Por volta da virada do século, quando as respectivas empresas espaciais dos três homens estavam apenas começando, elas representavam a evidência de que esses tipos de novos-ricos estavam sonhando alto demais. Agora, apesar de alguns legítimos argumentos sobre taxas de impostos eficazes e quem orienta as políticas públicas, são os críticos que estão pensando muito pouco. As viagens bilionárias para o espaço são apenas os objetos mais brilhantes e cintilantes em um espectro muito maior.

Após décadas de falsos começos, a órbita da Terra e pontos além já estão sendo comercializados a uma velocidade incrível por dezenas de empresas privadas. A disposição de Branson e Bezos de passear em suas próprias espaçonaves equivale a pouco mais do que um endosso de que seus foguetes são seguros o suficiente para eles assumirem a façanha e, mais especificamente, que o espaço sideral está aberto para negócios. Mesmo que Bezos decidisse desistir de seu voo espacial em 20 de julho, outras pessoas continuarão indo para o espaço, possivelmente aos milhares, junto com dezenas de milhares de máquinas projetadas para mercantilizar ainda mais os céus. O que acontecerá acima de nossas cabeças será uma das histórias econômicas e tecnológicas mais importantes da próxima década, independentemente de Musk se estabelecer ou não em Marte.
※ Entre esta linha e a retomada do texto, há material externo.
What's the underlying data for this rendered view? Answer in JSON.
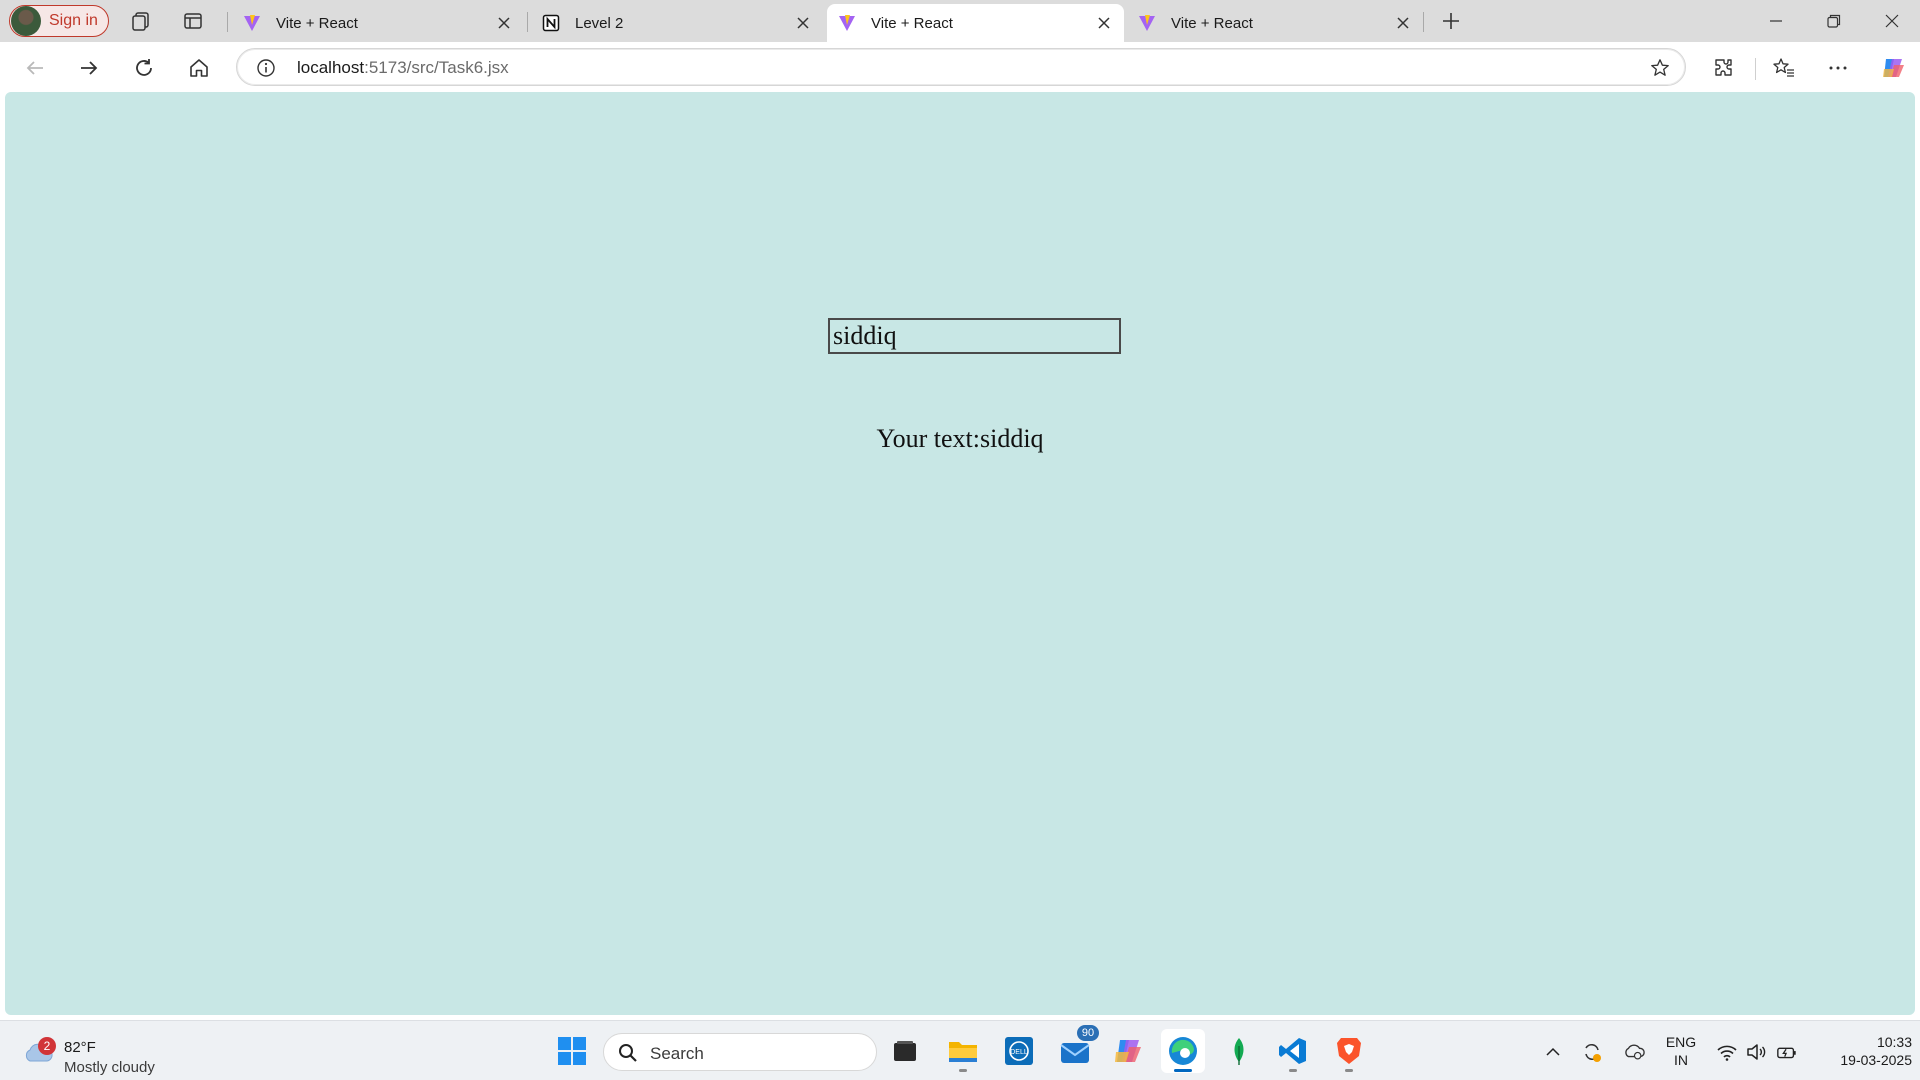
{
  "browser": {
    "signin_label": "Sign in",
    "tabs": [
      {
        "title": "Vite + React",
        "favicon": "vite-logo",
        "active": false
      },
      {
        "title": "Level 2",
        "favicon": "notion-logo",
        "active": false
      },
      {
        "title": "Vite + React",
        "favicon": "vite-logo",
        "active": true
      },
      {
        "title": "Vite + React",
        "favicon": "vite-logo",
        "active": false
      }
    ],
    "address": {
      "host": "localhost",
      "path": ":5173/src/Task6.jsx"
    }
  },
  "page": {
    "background": "#c8e7e5",
    "input_value": "siddiq",
    "echo_text": "Your text:siddiq"
  },
  "taskbar": {
    "weather": {
      "temperature": "82°F",
      "condition": "Mostly cloudy",
      "badge_count": "2"
    },
    "search_label": "Search",
    "mail_badge": "90",
    "apps": [
      "task-view",
      "file-explorer",
      "dell",
      "mail",
      "copilot",
      "edge",
      "mongodb-compass",
      "vscode",
      "brave"
    ],
    "language": {
      "line1": "ENG",
      "line2": "IN"
    },
    "clock": {
      "time": "10:33",
      "date": "19-03-2025"
    }
  },
  "colors": {
    "signin_accent": "#c0392b",
    "taskbar_accent": "#0067c0"
  }
}
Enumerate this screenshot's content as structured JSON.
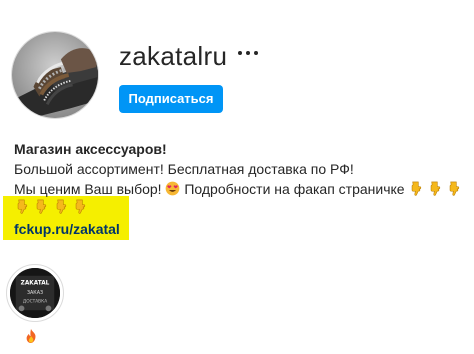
{
  "profile": {
    "username": "zakatalru",
    "more_icon": "more-horizontal-icon",
    "follow_label": "Подписаться",
    "accent_color": "#0095f6"
  },
  "bio": {
    "title": "Магазин аксессуаров!",
    "line1": "Большой ассортимент! Бесплатная доставка по РФ!",
    "line2_text": "Мы ценим Ваш выбор!",
    "line2_emoji": "smiling-face-with-heart-eyes",
    "line2_after": "Подробности на факап страничке",
    "line2_hands": [
      "backhand-index-pointing-down",
      "backhand-index-pointing-down",
      "backhand-index-pointing-down"
    ],
    "line3_hands": [
      "backhand-index-pointing-down",
      "backhand-index-pointing-down",
      "backhand-index-pointing-down",
      "backhand-index-pointing-down"
    ],
    "link": "fckup.ru/zakatal",
    "highlight_color": "#f5ef00"
  },
  "highlights": [
    {
      "label_emoji": "fire",
      "cover_text": [
        "ZAKATAL",
        "ЗАКАЗ",
        "ДОСТАВКА"
      ]
    }
  ]
}
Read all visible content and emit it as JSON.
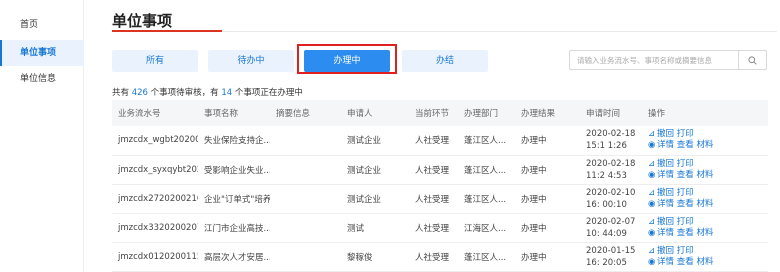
{
  "sidebar": {
    "items": [
      {
        "label": "首页"
      },
      {
        "label": "单位事项"
      },
      {
        "label": "单位信息"
      }
    ]
  },
  "page": {
    "title": "单位事项"
  },
  "tabs": [
    {
      "label": "所有"
    },
    {
      "label": "待办中"
    },
    {
      "label": "办理中"
    },
    {
      "label": "办结"
    }
  ],
  "search": {
    "placeholder": "请输入业务流水号、事项名称或摘要信息"
  },
  "summary": {
    "prefix": "共有",
    "total": "426",
    "middle": "个事项待审核，有",
    "in_progress": "14",
    "suffix": "个事项正在办理中"
  },
  "table": {
    "headers": [
      "业务流水号",
      "事项名称",
      "摘要信息",
      "申请人",
      "当前环节",
      "办理部门",
      "办理结果",
      "申请时间",
      "操作"
    ],
    "rows": [
      {
        "id": "jmzcdx_wgbt20200...",
        "name": "失业保险支持企...",
        "summary": "",
        "applicant": "测试企业",
        "stage": "人社受理",
        "dept": "蓬江区人...",
        "result": "办理中",
        "time": "2020-02-18 15:1 1:26"
      },
      {
        "id": "jmzcdx_syxqybt202...",
        "name": "受影响企业失业...",
        "summary": "",
        "applicant": "测试企业",
        "stage": "人社受理",
        "dept": "蓬江区人...",
        "result": "办理中",
        "time": "2020-02-18 11:2 4:53"
      },
      {
        "id": "jmzcdx2720200210...",
        "name": "企业\"订单式\"培养...",
        "summary": "",
        "applicant": "测试企业",
        "stage": "人社受理",
        "dept": "蓬江区人...",
        "result": "办理中",
        "time": "2020-02-10 16: 00:10"
      },
      {
        "id": "jmzcdx3320200207...",
        "name": "江门市企业高技...",
        "summary": "",
        "applicant": "测试",
        "stage": "人社受理",
        "dept": "江海区人...",
        "result": "办理中",
        "time": "2020-02-07 10: 44:09"
      },
      {
        "id": "jmzcdx0120200115...",
        "name": "高层次人才安居...",
        "summary": "",
        "applicant": "黎稼俊",
        "stage": "人社受理",
        "dept": "蓬江区人...",
        "result": "办理中",
        "time": "2020-01-15 16: 20:05"
      }
    ],
    "ops": {
      "withdraw": "撤回",
      "print": "打印",
      "detail": "详情",
      "view": "查看",
      "material": "材料"
    }
  },
  "colors": {
    "accent": "#1677d4",
    "active_tab": "#2d8cf0",
    "highlight": "#e02020",
    "title_accent": "#dd3322"
  }
}
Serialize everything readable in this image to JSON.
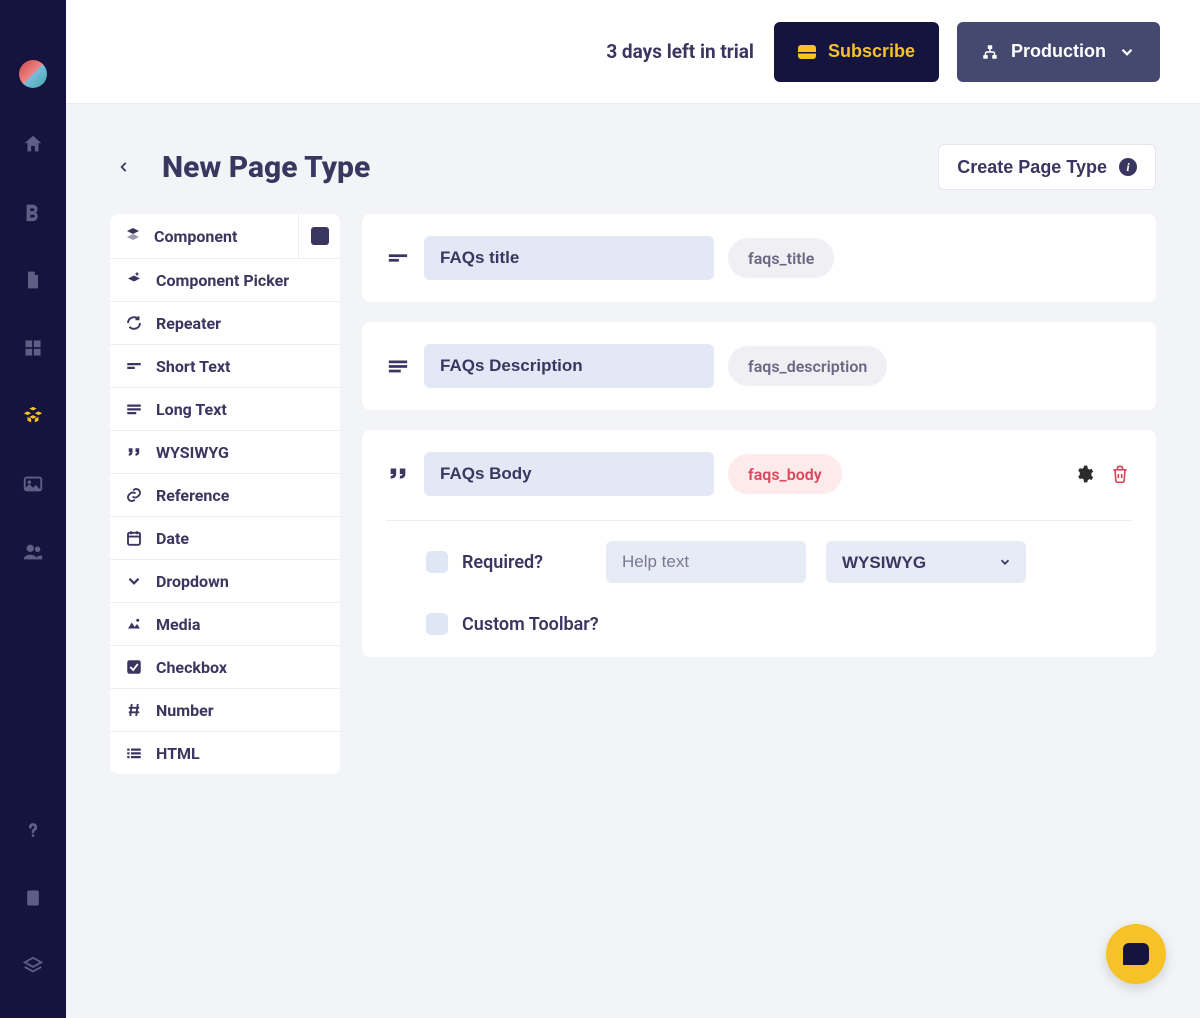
{
  "topbar": {
    "trial": "3 days left in trial",
    "subscribe": "Subscribe",
    "env": "Production"
  },
  "page": {
    "title": "New Page Type",
    "create": "Create Page Type"
  },
  "palette": {
    "component": "Component",
    "component_picker": "Component Picker",
    "repeater": "Repeater",
    "short_text": "Short Text",
    "long_text": "Long Text",
    "wysiwyg": "WYSIWYG",
    "reference": "Reference",
    "date": "Date",
    "dropdown": "Dropdown",
    "media": "Media",
    "checkbox": "Checkbox",
    "number": "Number",
    "html": "HTML"
  },
  "fields": {
    "f0": {
      "label": "FAQs title",
      "slug": "faqs_title"
    },
    "f1": {
      "label": "FAQs Description",
      "slug": "faqs_description"
    },
    "f2": {
      "label": "FAQs Body",
      "slug": "faqs_body",
      "required_label": "Required?",
      "help_placeholder": "Help text",
      "type_selected": "WYSIWYG",
      "custom_toolbar_label": "Custom Toolbar?"
    }
  }
}
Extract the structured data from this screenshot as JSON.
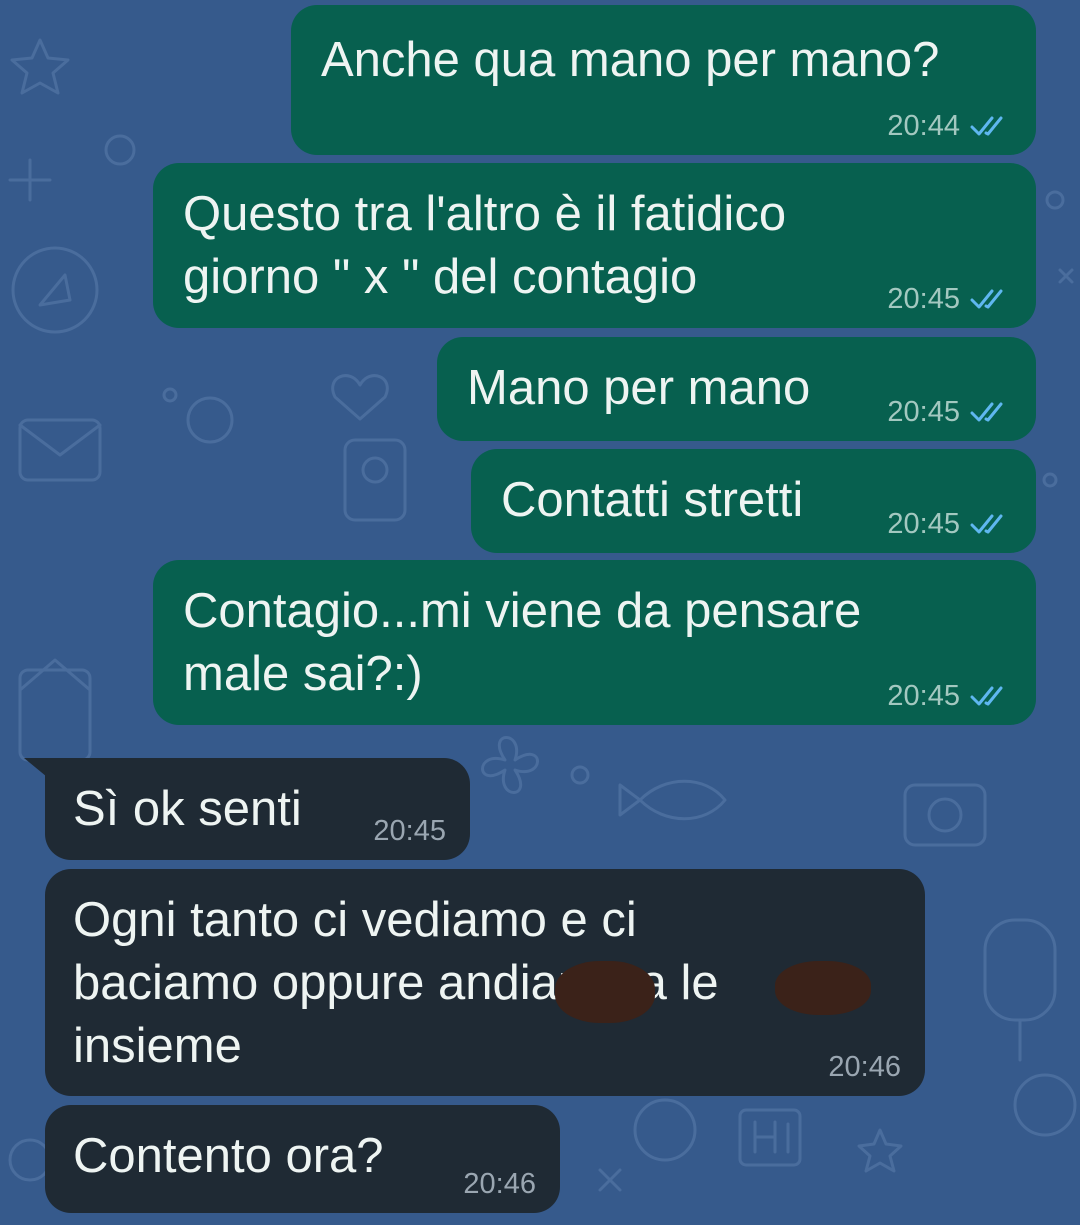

Aqui estão apenas algumas das histórias recentes menos comentadas da indústria espacial privada. Primeiro foi a estreia no mercado de ações de uma empresa chamada Astra Space, que, apoiada por capitalistas de risco, construiu um foguete orbital viável em apenas alguns anos. Seu objetivo é colocar satélites em órbita todos os dias. Pouco depois que a Astra abriu seu capital no valor de US$ 2.1 bilhões, o fabricante de satélites Planet Labs – que usa centenas de sondas no céu para fotografar diariamente toda a massa de terra da Terra – anunciou seus planos de fazer a mesma coisa, em um investimento de US$ 2.8 bilhões. A Firefly Aerospace tem um foguete em uma plataforma da Califórnia aguardando autorização para o lançamento. A OneWeb e a SpaceX de Musk estão regularmente lançando satélites destinados a cobrir o planeta com acesso de alta velocidade à Internet. O Rocket Lab, na Nova Zelândia, antes sem espaçonaves, está planejando missões para a Lua e Vênus.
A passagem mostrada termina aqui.